Researching Search Engines
Every company does some researches for what tools they are going to use in future projects, we are not an exception. This time we had to choose a search engine that could:
- handle literally tons of information,
- could work with even more requests,
- should be fast,
- should accept more than 10 priorities,
So we looked at these search engines:
Solr
Solr is written with Java and is based on Apache Lucene. Solr brings the best speed, reviews and data flow flexibility since it accepts JSON, XML and Python structures for indexing. More over there exists a number of libraries to have almost native experience in python project. Sure Solr has its own black-box (Environment for testing queries within a browser), yet this also means Solr needs a separate daemon to run it.
Sphinx
Sphinx is written with C with strong PHP API in mind for it's huge community.
Xapian
Xapian search engine is written with C++, unfortunately most of it's documentation is only about using it with C++. So we need a higher abstraction level tool.
Elastic Search
Elastic is as Solr written with Java and is based on same old Lucene. Yet it accepts only JSON for indexing also it's a young project with small community so stability in our situation is bit concerning.
HSearch
HSeach uses it's own unique HBase database so it's optimized from all sides so it means that even with ton's of data it will be fast. Yet this means it requires separate database and knowing HBase potential problems.
RiakSearch
RiakSearch uses also it's own Riak database witch is based on Amazon Dynamo paper. It has same issues as HSearch plus it's stated as Beta Software and Earlang configurations are not our favorites.
Outcome
So in the end we have chosen Solr due to huge community, flexibility, speed and lot of information about it.
Others
HSearch and RiakSearch and all the others NoSQL based solutions dropped out due to requirement of additional database. More over every single one of those databases are different and young. This means bigger risks and longer project development time.
Elastic Search is too fresh.
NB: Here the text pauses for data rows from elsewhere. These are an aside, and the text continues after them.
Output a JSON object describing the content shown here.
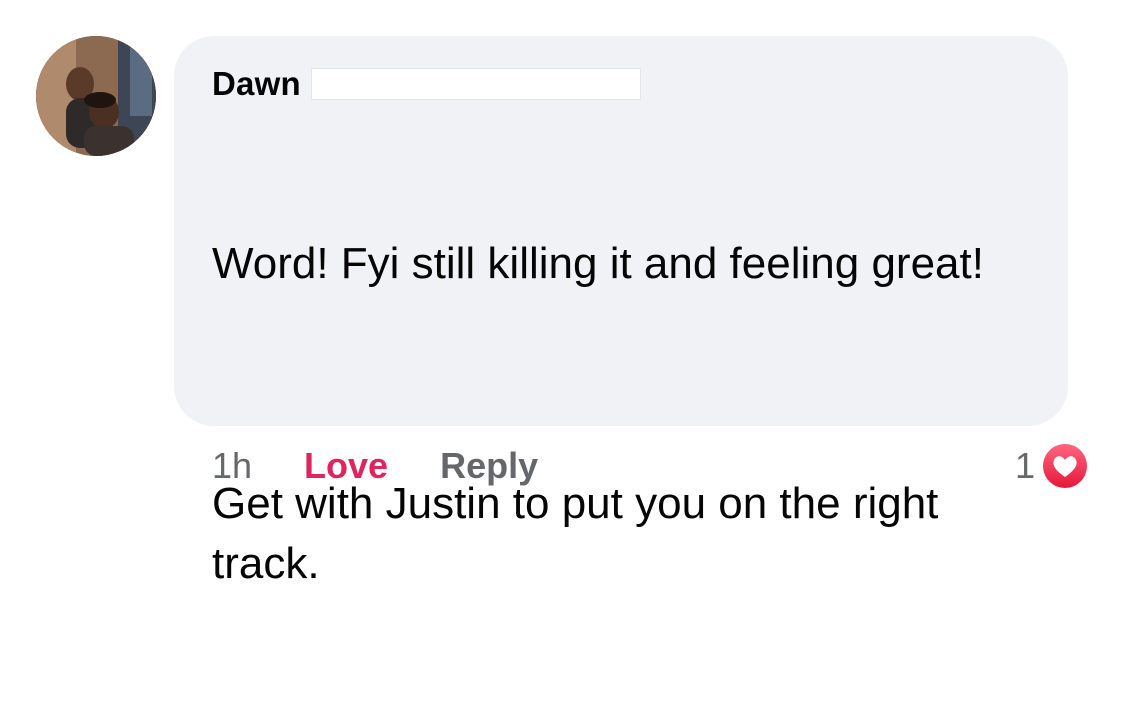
{
  "comment": {
    "author": "Dawn",
    "paragraphs": [
      "Word! Fyi still killing it and feeling great!",
      "Get with Justin to put you on the right track."
    ]
  },
  "actions": {
    "timestamp": "1h",
    "love_label": "Love",
    "reply_label": "Reply"
  },
  "reactions": {
    "count": "1",
    "icon": "love-reaction-icon",
    "color": "#f33e58"
  },
  "colors": {
    "bubble": "#f0f2f5",
    "love_text": "#e0245e",
    "muted_text": "#65676b"
  }
}
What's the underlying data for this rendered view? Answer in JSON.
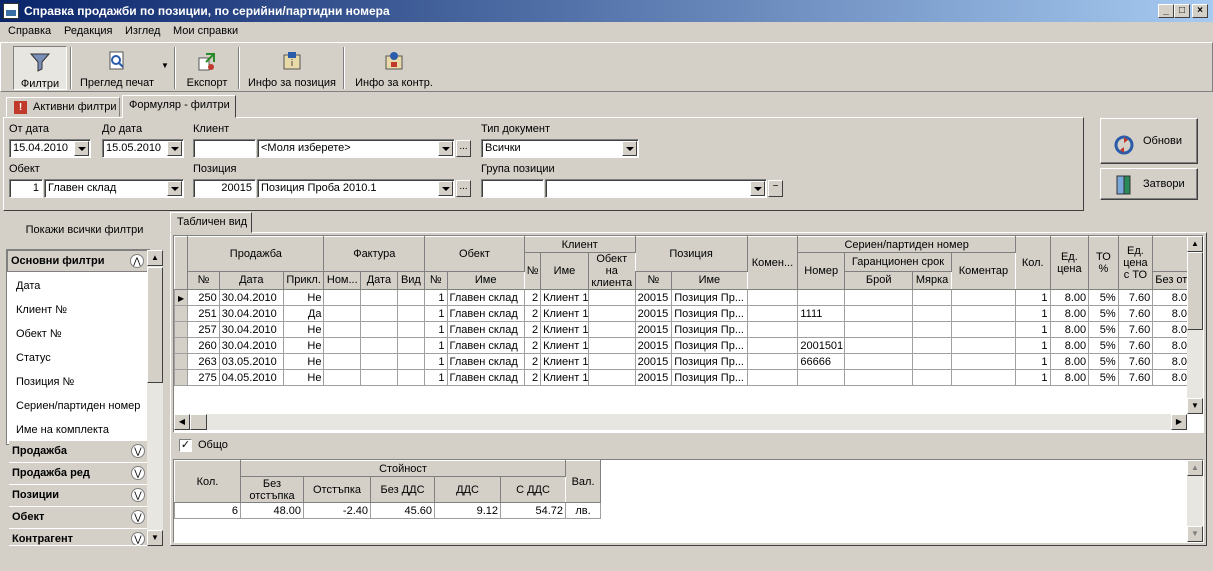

It has some serious potential, yet for now it's just too young.
Xapian just did not brought any unique abilities to the table. It's mediocre in every single way. We need more than that.
Sphinx was really the only strong competitor to Solr. But after counting all the pros and cons we noticed that we found more required and important pros in Solr. Also we was afraid to reach Sphinx's flexibility limits in some situations and that it would be near to impossible to extend those limits.